With all of the recent headlines about the massive natural gas shale plays in the Appalachian Basin, across Texas, Louisiana and British Columbia, some may have forgotten about the Rocky Mountains. However, by at least one estimate, there are seven multi-Tcf plays — and maybe more — trapped inside those big rocks waiting for discovery, said Wood Mackenzie researchers.

The report, “Seven Shale Gas Plays Emerge in the Rockies,” outlines plays in formations in six basins stretching across the Rockies that range in depths of 3,000 feet to 16,000 feet. The plays, said Wood Mackenzie, typically contain multiple pay zones and solid production potential.

“While the Rocky Mountains region has successfully produced from unconventional resource types (such as tight gas, coalbed methane and shale oil), shale gas plays have largely been untapped,” said Wood Mackenzie researcher Connie Lin. “Many of these plays are being tested for their commerciality Some of the other lays have been commingled with other reservoirs and produced for many years.”

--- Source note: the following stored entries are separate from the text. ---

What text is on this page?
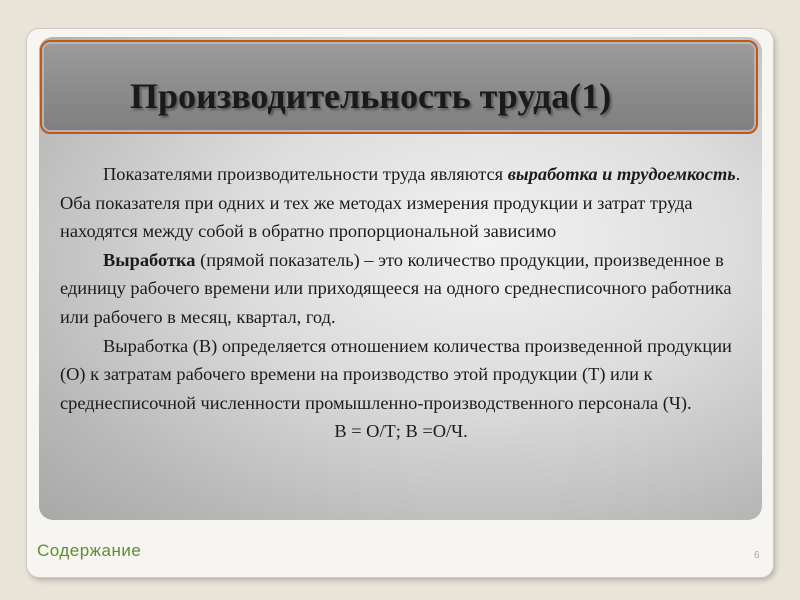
Производительность труда(1)

Показателями производительности труда являются выработка и трудоемкость. Оба показателя при одних и тех же методах измерения продукции и затрат труда находятся между собой в обратно пропорциональной зависимо

Выработка (прямой показатель) – это количество продукции, произведенное в единицу рабочего времени или приходящееся на одного среднесписочного работника или рабочего в месяц, квартал, год.

Выработка (В) определяется отношением количества произведенной продукции (О) к затратам рабочего времени на производство этой продукции (Т) или к среднесписочной численности промышленно-производственного персонала (Ч).

В = О/Т; В =О/Ч.

Содержание	6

Included among those promising shales still to be tested for gas resource potential are the:

Most of the shales studied by the UK-based energy researcher already have some exploration wells, which have been drilled by various producers over the course of several decades. However, some of the shale plays, including the Lewis Shale, now are getting long looks not only because of higher prices but also because of new technologies that have improved field economics.

Wood Mackenzie researchers are intrigued by the possible reserves potential from all of the shales. However, based on information released by producers — and a lot of information still remains proprietary — Cane Creek in the Paradox Basin of Utah stands among the “highest performing play” based on initial well results.

The Cane Creek play, at depths of 5,000-9,500 feet, is 85-100 feet thick. According to data, initial drilling results have been estimated at 4,000-12,000 Mcf/d, and the estimated ultimate reserve (EUR) recovery rates are up to 6 Bcf. Well costs are in the $5.5 million range.

If Cane Creek’s EUR numbers stand, the shale’s output could be in the same league as the Barnett Shale of Texas, where average output is around 3.8 Bcf/d, noted Wood Mackenzie.

Meanwhile, the Baxter Shale in the Vermillion Basin also is high on the list of prospects. The basin may have some of the largest gas-in-place resources of any U.S. shale, according to Wood Mackenzie. Although it’s in early stage testing, the play is estimated to contain 440 Bcf/square mile. For now, development has been limited by the high well costs (up to $7 million each) and initial output rates of 1,000-2,500 Mcf/d, which are considered low.

Also on the radar screen of a growing number of prospectors is the Pierre Shale. Interest in this Rockies play was piqued after Pioneer Natural Resources Co. disclosed that its testing estimated that its holdings contained around 2 Tcf of recoverable gas. Now XTO Energy Corp. and El Paso Corp. also are testing wells in the play; results have not been publicly disclosed. And the potential of the Gothic and Cody shales remains a question mark pending more well tests, said Wood Mackenzie. Bill Barrett Corp., a leading stakeholder in the Gothic play, is encouraged, and said it expects to have some results on its initial wells by the end of the year.

“Based on the sheer number of shale gas plays being explored, there is significant resource potential in the Rockies,” said Lin. “While it is far too early to quantify the impact that these plays may have once they enter the development phase, it is clearly evident is that operates are ramping up drilling to explore these deeper resources. Should these companies success, the region could become a major producer of commercial shale gas in the Lower 48.”